A city located in Kansas (“City”) enacted a “Transportation User Fee” (“TUF”) that imposed a fee on properties designated to maintain the City’s roads. The City categorized properties and estimated the number of car trips each type of property would generate, using that information to calculate the TUF for each particular property.
Two associations of building owners as well as individual property owners in the City (“Challengers”) filed a lawsuit challenging the TUF as an impermissible excise tax. The trial court ruled in favor of the City, but the appellate court reversed and found the TUF to be an impermissible excise tax. The City appealed to the state’s highest court.
The Supreme Court of Kansas affirmed the appellate court determination that the TUF was an impermissible excise tax. There were two issues for the court to consider: first, is the TUF a tax or a fee; and if the TUF is a tax, is it an ad valorem tax or a type of impermissible tax, such as an excise tax.
The state constitution grants municipalities the power to govern their own affairs, but there are certain areas where the state retained the right to govern the municipalities, one of which was the ability to prohibit certain fees or taxes imposed by the municipality. The state legislature later enacted a statute that prohibits municipalities from imposing excise taxes.
The court first considered whether the TUF constituted a tax or a fee. In general, a tax is a forced contribution by citizens to raise revenue for government services offered to the general public, while a fee is a payment for a special privilege or a service rendered. The City argued that the TUF was a fee and so was outside of judicial scrutiny. The City equated the TUF with a utility fee imposed on users of the utility. The court rejected these arguments. First, the TUF was imposed upon all property owners regardless of whether they used the roads or not, unlike the utility fees which only required users of the utility to pay the fee. Second, the TUF collected revenue to support the City’s basic services provided to the general public, even though the TUF was earmarked for the City’s road budget. Thus, the TUF constituted a tax and not a fee.

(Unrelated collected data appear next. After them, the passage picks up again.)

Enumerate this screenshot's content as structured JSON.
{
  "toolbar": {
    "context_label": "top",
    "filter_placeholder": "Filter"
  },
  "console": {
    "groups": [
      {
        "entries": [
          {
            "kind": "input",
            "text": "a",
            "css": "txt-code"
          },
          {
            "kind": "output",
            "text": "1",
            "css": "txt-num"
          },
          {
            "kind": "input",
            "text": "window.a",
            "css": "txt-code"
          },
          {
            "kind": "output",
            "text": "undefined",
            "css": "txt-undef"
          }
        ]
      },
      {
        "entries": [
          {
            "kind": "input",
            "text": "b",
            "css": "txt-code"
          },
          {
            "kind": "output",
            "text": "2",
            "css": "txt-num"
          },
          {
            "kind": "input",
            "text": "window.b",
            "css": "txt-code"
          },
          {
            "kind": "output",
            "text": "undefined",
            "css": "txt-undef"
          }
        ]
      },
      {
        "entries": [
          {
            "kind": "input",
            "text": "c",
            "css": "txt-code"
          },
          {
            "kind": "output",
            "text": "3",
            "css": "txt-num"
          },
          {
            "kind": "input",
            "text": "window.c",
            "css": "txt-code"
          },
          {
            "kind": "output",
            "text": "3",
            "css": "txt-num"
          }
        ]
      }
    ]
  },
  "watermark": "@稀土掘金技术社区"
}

Next, the court determined that the TUF was an excise tax and so violated Kansas law. Kansas courts define an excise tax as any tax that is not an ad valorem tax. Ad valorem taxes are based on the value of the article or thing being taxed, such as a sales tax or a property tax. An excise tax is based on the performance of an act, engaging in an occupation, or the enjoyment of a privilege. Since the TUF is tax on property owners based on their use of their property rather than the value of the property, the TUF constituted an excise tax and so the City could not impose the TUF on property owners. Therefore, the court affirmed the appellate court and sent the case back to the trial court to affirm judgment in favor of the Challengers.
Heartland Apartment Ass'n, Inc. v. City of Mission, 392 P.3d 98 (Kan. 2017).
Editor’s Note: NAR and the Kansas Association of REALTORS® filed an amicus curiae brief in support of the Challengers.